We present a hybrid experience-based model of human attachment preferences, which applies a general machine learning technique. The model works by processing sentences word-by-word, maintaining a fully connected parse tree. The syntactic knowledge is in the form of a dynamic grammar automatically extracted from a treebank. The dynamic grammar is used to build incremental trees, that are partial parse trees spanning the sentence from the first word to the current word. The model is trained to select the correct next incremental tree, given a previous partial tree and the current part-of-speech tag. A recursive neural network is used, allowing supervised learning on tree structures. The features that are relevant for the task (in our case syntactic disambiguation) are adaptively learned as a by-product of exposure to the trees in the corpus, and are not stipulated separately. The model accurately reproduces a range of well-known human preferences. However, because of the distributed representation used by the network, the relevant features it discovers are not directly observable. We therefore ran experiments that systematically test the effect of experience on the network's behaviour.
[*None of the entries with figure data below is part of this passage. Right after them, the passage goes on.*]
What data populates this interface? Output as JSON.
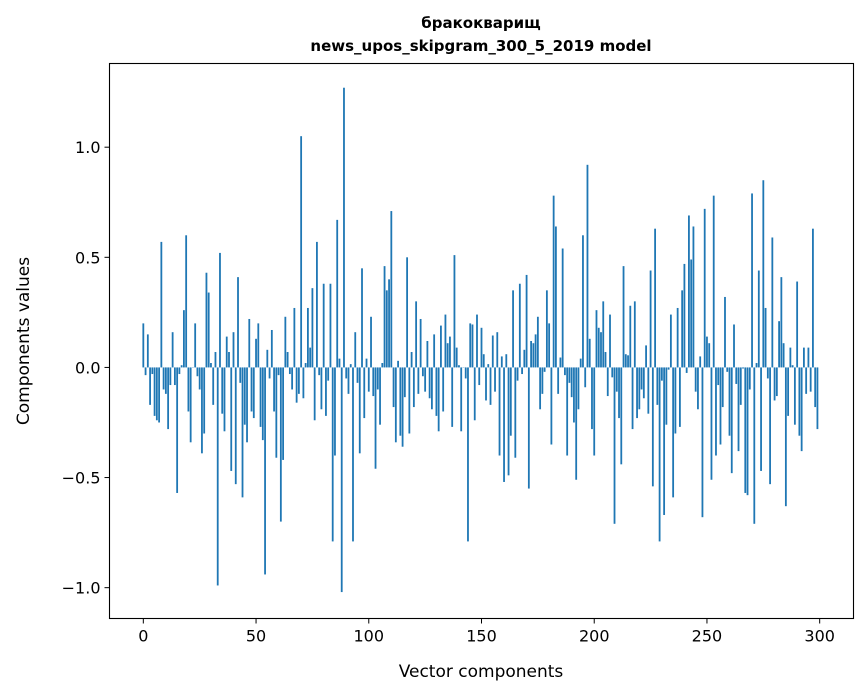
{
  "chart_data": {
    "type": "bar",
    "title": [
      "бракокварищ",
      "news_upos_skipgram_300_5_2019 model"
    ],
    "xlabel": "Vector components",
    "ylabel": "Components values",
    "xlim": [
      -15,
      315
    ],
    "ylim": [
      -1.14,
      1.38
    ],
    "xticks": [
      0,
      50,
      100,
      150,
      200,
      250,
      300
    ],
    "xtick_labels": [
      "0",
      "50",
      "100",
      "150",
      "200",
      "250",
      "300"
    ],
    "yticks": [
      -1.0,
      -0.5,
      0.0,
      0.5,
      1.0
    ],
    "ytick_labels": [
      "−1.0",
      "−0.5",
      "0.0",
      "0.5",
      "1.0"
    ],
    "grid": false,
    "bar_color": "#1f77b4",
    "values": [
      0.2,
      -0.035,
      0.15,
      -0.17,
      -0.03,
      -0.22,
      -0.24,
      -0.25,
      0.57,
      -0.1,
      -0.12,
      -0.28,
      -0.08,
      0.16,
      -0.08,
      -0.57,
      -0.03,
      0.01,
      0.26,
      0.6,
      -0.2,
      -0.34,
      0.0,
      0.2,
      -0.04,
      -0.1,
      -0.39,
      -0.3,
      0.43,
      0.34,
      0.02,
      -0.17,
      0.07,
      -0.99,
      0.52,
      -0.21,
      -0.29,
      0.14,
      0.07,
      -0.47,
      0.16,
      -0.53,
      0.41,
      -0.07,
      -0.59,
      -0.26,
      -0.34,
      0.22,
      -0.2,
      -0.23,
      0.13,
      0.2,
      -0.27,
      -0.33,
      -0.94,
      0.08,
      -0.05,
      0.17,
      -0.2,
      -0.41,
      -0.035,
      -0.7,
      -0.42,
      0.23,
      0.07,
      -0.03,
      -0.1,
      0.27,
      -0.16,
      -0.12,
      1.05,
      -0.14,
      0.02,
      0.27,
      0.09,
      0.36,
      -0.24,
      0.57,
      -0.035,
      -0.19,
      0.38,
      -0.22,
      -0.06,
      0.38,
      -0.79,
      -0.4,
      0.67,
      0.04,
      -1.02,
      1.27,
      -0.05,
      -0.12,
      0.015,
      -0.79,
      0.16,
      -0.07,
      -0.39,
      0.45,
      -0.23,
      0.04,
      -0.11,
      0.23,
      -0.13,
      -0.46,
      -0.1,
      -0.26,
      0.02,
      0.46,
      0.35,
      0.4,
      0.71,
      -0.18,
      -0.34,
      0.03,
      -0.31,
      -0.36,
      -0.135,
      0.5,
      -0.3,
      0.07,
      -0.18,
      0.3,
      -0.12,
      0.22,
      -0.04,
      -0.11,
      0.12,
      -0.14,
      -0.19,
      0.15,
      -0.22,
      -0.29,
      0.19,
      -0.2,
      0.24,
      0.11,
      0.14,
      -0.27,
      0.51,
      0.09,
      0.01,
      -0.29,
      0.0,
      -0.05,
      -0.79,
      0.2,
      0.195,
      -0.24,
      0.24,
      -0.08,
      0.18,
      0.06,
      -0.15,
      0.015,
      -0.17,
      0.145,
      -0.11,
      0.16,
      -0.4,
      0.05,
      -0.52,
      0.06,
      -0.49,
      -0.31,
      0.35,
      -0.41,
      -0.06,
      0.38,
      -0.03,
      0.08,
      0.42,
      -0.55,
      0.12,
      0.11,
      0.15,
      0.23,
      -0.19,
      -0.12,
      -0.02,
      0.35,
      0.2,
      -0.35,
      0.78,
      0.64,
      -0.12,
      0.045,
      0.54,
      -0.035,
      -0.4,
      -0.07,
      -0.135,
      -0.25,
      -0.51,
      -0.19,
      0.04,
      0.6,
      -0.09,
      0.92,
      0.13,
      -0.28,
      -0.4,
      0.26,
      0.18,
      0.16,
      0.3,
      0.07,
      -0.13,
      0.24,
      -0.045,
      -0.71,
      -0.11,
      -0.23,
      -0.44,
      0.46,
      0.06,
      0.055,
      0.28,
      -0.28,
      0.3,
      -0.23,
      -0.19,
      -0.1,
      -0.14,
      0.1,
      -0.21,
      0.44,
      -0.54,
      0.63,
      -0.17,
      -0.79,
      -0.06,
      -0.67,
      -0.26,
      -0.01,
      0.24,
      -0.59,
      -0.3,
      0.27,
      -0.27,
      0.35,
      0.47,
      -0.025,
      0.69,
      0.49,
      0.64,
      -0.11,
      -0.19,
      0.05,
      -0.68,
      0.72,
      0.14,
      0.11,
      -0.51,
      0.78,
      -0.4,
      -0.08,
      -0.35,
      -0.18,
      0.32,
      -0.02,
      -0.31,
      -0.48,
      0.195,
      -0.075,
      -0.38,
      -0.17,
      -0.005,
      -0.57,
      -0.58,
      -0.1,
      0.79,
      -0.71,
      0.02,
      0.44,
      -0.47,
      0.85,
      0.27,
      -0.05,
      -0.53,
      0.59,
      -0.15,
      -0.13,
      0.21,
      0.41,
      0.11,
      -0.63,
      -0.22,
      0.09,
      0.01,
      -0.26,
      0.39,
      -0.31,
      -0.38,
      0.09,
      -0.12,
      0.09,
      -0.11,
      0.63,
      -0.18,
      -0.28
    ]
  }
}
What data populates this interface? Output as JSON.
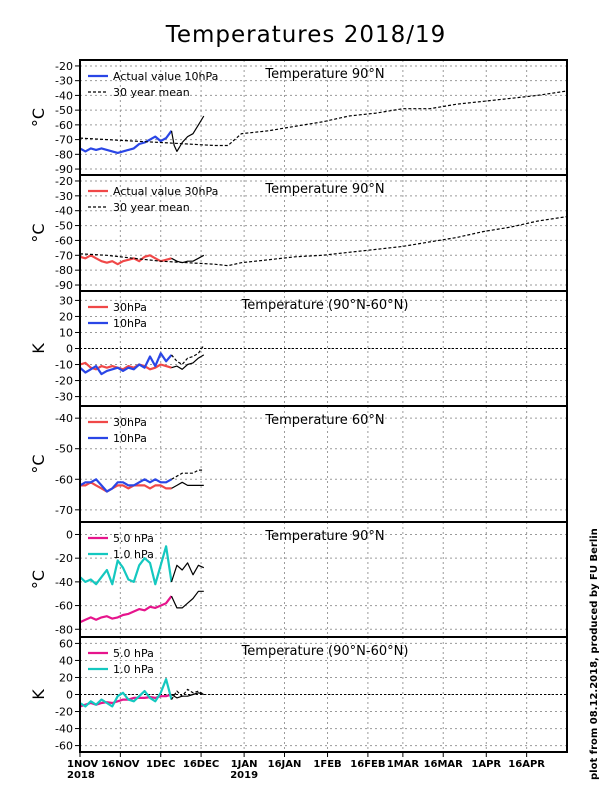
{
  "page": {
    "title": "Temperatures 2018/19",
    "credit": "plot from 08.12.2018, produced by FU Berlin"
  },
  "colors": {
    "actual": "#2a46e6",
    "actual30": "#f04848",
    "p5": "#e6148c",
    "p1": "#14c8c0",
    "mean": "#000000",
    "grid": "#9a9a9a"
  },
  "chart_data": [
    {
      "type": "line",
      "title": "Temperature 90°N",
      "ylabel": "°C",
      "ylim": [
        -92,
        -18
      ],
      "yticks": [
        -20,
        -30,
        -40,
        -50,
        -60,
        -70,
        -80,
        -90
      ],
      "legend": [
        "Actual value 10hPa",
        "30 year mean"
      ],
      "series": [
        {
          "name": "Actual value 10hPa",
          "color": "actual",
          "x": [
            0,
            2,
            4,
            6,
            8,
            10,
            12,
            14,
            16,
            18,
            20,
            22,
            24,
            26,
            28,
            30,
            32,
            34
          ],
          "y": [
            -76,
            -78,
            -76,
            -77,
            -76,
            -77,
            -78,
            -79,
            -78,
            -77,
            -76,
            -73,
            -72,
            -70,
            -68,
            -71,
            -69,
            -64
          ]
        },
        {
          "name": "Actual value 10hPa (extension)",
          "color": "mean",
          "style": "solid",
          "x": [
            34,
            35,
            36,
            37,
            38,
            40,
            42,
            44,
            46
          ],
          "y": [
            -64,
            -74,
            -78,
            -75,
            -72,
            -68,
            -66,
            -60,
            -54
          ]
        },
        {
          "name": "30 year mean",
          "color": "mean",
          "style": "dashed",
          "x": [
            0,
            10,
            20,
            30,
            40,
            50,
            55,
            60,
            70,
            80,
            90,
            100,
            110,
            120,
            130,
            140,
            150,
            160,
            170,
            181
          ],
          "y": [
            -69,
            -70,
            -71,
            -72,
            -73,
            -74,
            -74,
            -66,
            -64,
            -61,
            -58,
            -54,
            -52,
            -49,
            -49,
            -46,
            -44,
            -42,
            -40,
            -37
          ]
        }
      ]
    },
    {
      "type": "line",
      "title": "Temperature 90°N",
      "ylabel": "°C",
      "ylim": [
        -92,
        -18
      ],
      "yticks": [
        -20,
        -30,
        -40,
        -50,
        -60,
        -70,
        -80,
        -90
      ],
      "legend": [
        "Actual value 30hPa",
        "30 year mean"
      ],
      "series": [
        {
          "name": "Actual value 30hPa",
          "color": "actual30",
          "x": [
            0,
            2,
            4,
            6,
            8,
            10,
            12,
            14,
            16,
            18,
            20,
            22,
            24,
            26,
            28,
            30,
            32,
            34
          ],
          "y": [
            -71,
            -72,
            -70,
            -72,
            -74,
            -75,
            -74,
            -76,
            -74,
            -73,
            -72,
            -74,
            -71,
            -70,
            -72,
            -74,
            -73,
            -72
          ]
        },
        {
          "name": "Actual value 30hPa (extension)",
          "color": "mean",
          "style": "solid",
          "x": [
            34,
            36,
            38,
            40,
            42,
            44,
            46
          ],
          "y": [
            -72,
            -74,
            -75,
            -74,
            -74,
            -72,
            -70
          ]
        },
        {
          "name": "30 year mean",
          "color": "mean",
          "style": "dashed",
          "x": [
            0,
            10,
            20,
            30,
            40,
            50,
            55,
            60,
            70,
            80,
            90,
            100,
            110,
            120,
            130,
            140,
            150,
            160,
            170,
            181
          ],
          "y": [
            -69,
            -70,
            -72,
            -74,
            -75,
            -76,
            -77,
            -75,
            -73,
            -71,
            -70,
            -68,
            -66,
            -64,
            -61,
            -58,
            -54,
            -51,
            -47,
            -44
          ]
        }
      ]
    },
    {
      "type": "line",
      "title": "Temperature (90°N-60°N)",
      "ylabel": "K",
      "ylim": [
        -34,
        34
      ],
      "yticks": [
        30,
        20,
        10,
        0,
        -10,
        -20,
        -30
      ],
      "zero_line": true,
      "legend": [
        "30hPa",
        "10hPa"
      ],
      "series": [
        {
          "name": "30hPa",
          "color": "actual30",
          "x": [
            0,
            2,
            4,
            6,
            8,
            10,
            12,
            14,
            16,
            18,
            20,
            22,
            24,
            26,
            28,
            30,
            32,
            34
          ],
          "y": [
            -10,
            -9,
            -12,
            -13,
            -11,
            -12,
            -11,
            -12,
            -13,
            -11,
            -12,
            -10,
            -11,
            -13,
            -12,
            -10,
            -11,
            -12
          ]
        },
        {
          "name": "10hPa",
          "color": "actual",
          "x": [
            0,
            2,
            4,
            6,
            8,
            10,
            12,
            14,
            16,
            18,
            20,
            22,
            24,
            26,
            28,
            30,
            32,
            34
          ],
          "y": [
            -12,
            -15,
            -13,
            -11,
            -16,
            -14,
            -13,
            -12,
            -14,
            -12,
            -13,
            -10,
            -12,
            -5,
            -11,
            -3,
            -8,
            -4
          ]
        },
        {
          "name": "30hPa (extension)",
          "color": "mean",
          "style": "solid",
          "x": [
            34,
            36,
            38,
            40,
            42,
            44,
            46
          ],
          "y": [
            -12,
            -11,
            -13,
            -10,
            -9,
            -6,
            -4
          ]
        },
        {
          "name": "10hPa (extension)",
          "color": "mean",
          "style": "dashed",
          "x": [
            34,
            36,
            38,
            40,
            42,
            44,
            46
          ],
          "y": [
            -4,
            -8,
            -10,
            -6,
            -5,
            -3,
            2
          ]
        }
      ]
    },
    {
      "type": "line",
      "title": "Temperature 60°N",
      "ylabel": "°C",
      "ylim": [
        -73,
        -37
      ],
      "yticks": [
        -40,
        -50,
        -60,
        -70
      ],
      "legend": [
        "30hPa",
        "10hPa"
      ],
      "series": [
        {
          "name": "30hPa",
          "color": "actual30",
          "x": [
            0,
            2,
            4,
            6,
            8,
            10,
            12,
            14,
            16,
            18,
            20,
            22,
            24,
            26,
            28,
            30,
            32,
            34
          ],
          "y": [
            -62,
            -62,
            -61,
            -62,
            -63,
            -64,
            -63,
            -62,
            -62,
            -63,
            -62,
            -62,
            -62,
            -63,
            -62,
            -62,
            -63,
            -63
          ]
        },
        {
          "name": "10hPa",
          "color": "actual",
          "x": [
            0,
            2,
            4,
            6,
            8,
            10,
            12,
            14,
            16,
            18,
            20,
            22,
            24,
            26,
            28,
            30,
            32,
            34
          ],
          "y": [
            -62,
            -61,
            -61,
            -60,
            -62,
            -64,
            -63,
            -61,
            -61,
            -62,
            -62,
            -61,
            -60,
            -61,
            -60,
            -61,
            -61,
            -60
          ]
        },
        {
          "name": "30hPa (extension)",
          "color": "mean",
          "style": "solid",
          "x": [
            34,
            36,
            38,
            40,
            42,
            44,
            46
          ],
          "y": [
            -63,
            -62,
            -61,
            -62,
            -62,
            -62,
            -62
          ]
        },
        {
          "name": "10hPa (extension)",
          "color": "mean",
          "style": "dashed",
          "x": [
            34,
            36,
            38,
            40,
            42,
            44,
            46
          ],
          "y": [
            -60,
            -59,
            -58,
            -58,
            -58,
            -57,
            -57
          ]
        }
      ]
    },
    {
      "type": "line",
      "title": "Temperature 90°N",
      "ylabel": "°C",
      "ylim": [
        -84,
        8
      ],
      "yticks": [
        0,
        -20,
        -40,
        -60,
        -80
      ],
      "legend": [
        "5.0 hPa",
        "1.0 hPa"
      ],
      "series": [
        {
          "name": "5.0 hPa",
          "color": "p5",
          "x": [
            0,
            2,
            4,
            6,
            8,
            10,
            12,
            14,
            16,
            18,
            20,
            22,
            24,
            26,
            28,
            30,
            32,
            34
          ],
          "y": [
            -74,
            -72,
            -70,
            -72,
            -70,
            -69,
            -71,
            -70,
            -68,
            -67,
            -65,
            -63,
            -64,
            -61,
            -62,
            -60,
            -58,
            -52
          ]
        },
        {
          "name": "1.0 hPa",
          "color": "p1",
          "x": [
            0,
            2,
            4,
            6,
            8,
            10,
            12,
            14,
            16,
            18,
            20,
            22,
            24,
            26,
            28,
            30,
            32,
            34
          ],
          "y": [
            -36,
            -40,
            -38,
            -42,
            -36,
            -30,
            -42,
            -22,
            -28,
            -38,
            -40,
            -26,
            -20,
            -24,
            -42,
            -26,
            -10,
            -40
          ]
        },
        {
          "name": "5.0 hPa (extension)",
          "color": "mean",
          "style": "solid",
          "x": [
            34,
            36,
            38,
            40,
            42,
            44,
            46
          ],
          "y": [
            -52,
            -62,
            -62,
            -58,
            -54,
            -48,
            -48
          ]
        },
        {
          "name": "1.0 hPa (extension)",
          "color": "mean",
          "style": "solid",
          "x": [
            34,
            36,
            38,
            40,
            42,
            44,
            46
          ],
          "y": [
            -40,
            -26,
            -30,
            -24,
            -34,
            -26,
            -28
          ]
        }
      ]
    },
    {
      "type": "line",
      "title": "Temperature (90°N-60°N)",
      "ylabel": "K",
      "ylim": [
        -64,
        64
      ],
      "yticks": [
        60,
        40,
        20,
        0,
        -20,
        -40,
        -60
      ],
      "zero_line": true,
      "legend": [
        "5.0 hPa",
        "1.0 hPa"
      ],
      "series": [
        {
          "name": "5.0 hPa",
          "color": "p5",
          "x": [
            0,
            2,
            4,
            6,
            8,
            10,
            12,
            14,
            16,
            18,
            20,
            22,
            24,
            26,
            28,
            30,
            32,
            34
          ],
          "y": [
            -14,
            -12,
            -10,
            -12,
            -10,
            -9,
            -10,
            -8,
            -6,
            -6,
            -4,
            -4,
            -4,
            -3,
            -4,
            -2,
            -2,
            0
          ]
        },
        {
          "name": "1.0 hPa",
          "color": "p1",
          "x": [
            0,
            2,
            4,
            6,
            8,
            10,
            12,
            14,
            16,
            18,
            20,
            22,
            24,
            26,
            28,
            30,
            32,
            34
          ],
          "y": [
            -10,
            -14,
            -8,
            -12,
            -6,
            -10,
            -14,
            -2,
            2,
            -6,
            -8,
            -2,
            4,
            -4,
            -8,
            2,
            18,
            -6
          ]
        },
        {
          "name": "5.0 hPa (extension)",
          "color": "mean",
          "style": "solid",
          "x": [
            34,
            36,
            38,
            40,
            42,
            44,
            46
          ],
          "y": [
            0,
            -4,
            -2,
            -2,
            0,
            2,
            0
          ]
        },
        {
          "name": "1.0 hPa (extension)",
          "color": "mean",
          "style": "dashed",
          "x": [
            34,
            36,
            38,
            40,
            42,
            44,
            46
          ],
          "y": [
            -6,
            4,
            -2,
            6,
            2,
            4,
            0
          ]
        }
      ]
    }
  ],
  "xaxis": {
    "xlim": [
      0,
      181
    ],
    "ticks": [
      {
        "x": 0,
        "label": "1NOV",
        "year": "2018"
      },
      {
        "x": 15,
        "label": "16NOV"
      },
      {
        "x": 30,
        "label": "1DEC"
      },
      {
        "x": 45,
        "label": "16DEC"
      },
      {
        "x": 61,
        "label": "1JAN",
        "year": "2019"
      },
      {
        "x": 76,
        "label": "16JAN"
      },
      {
        "x": 92,
        "label": "1FEB"
      },
      {
        "x": 107,
        "label": "16FEB"
      },
      {
        "x": 120,
        "label": "1MAR"
      },
      {
        "x": 135,
        "label": "16MAR"
      },
      {
        "x": 151,
        "label": "1APR"
      },
      {
        "x": 166,
        "label": "16APR"
      }
    ]
  }
}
In one experiment, we began with a sample of 500 sentences from the Penn Treebank, within which 45 sentences exhibited a 2-site relative clause ambiguity, with a natural 80/20 bias in favour of low attachment. A second sample was then created, in which the attachment of the critical relative clause was systematically reversed. Two networks were then trained on the samples, and the results were evaluated with respect to 60 unseen relative clause ambiguities. Mean probability estimates for relative pronoun attachment showed a significant low-attachment preference for the network trained on the natural data, and a smaller, but still reliable high-attachment preference for the network trained on the high-attachment biased data. As a comparison, the network was then asked to attach prepositional phrases to each of the left contexts, and the results showed an equally strong low attachment preference for both networks. This demonstrates, firstly, that the model's preferences are affected by experience, and secondly, that these preferences operate at a fairly fine-grained level. Given certain assumptions, this predicts that syntactic priming in comprehension should be observed between relative clause primes and targets, but not between relative clause primes and prepositional phrase targets.
We will also describe other experiments that point out relevant
features of the network and make interesting predictions on models of
attachment preference. Namely, the effect of limiting the contextual
information available to the model, the effect of structural features
of trees on the model's accuracy, and the effect of reducing the
number of grammar rules.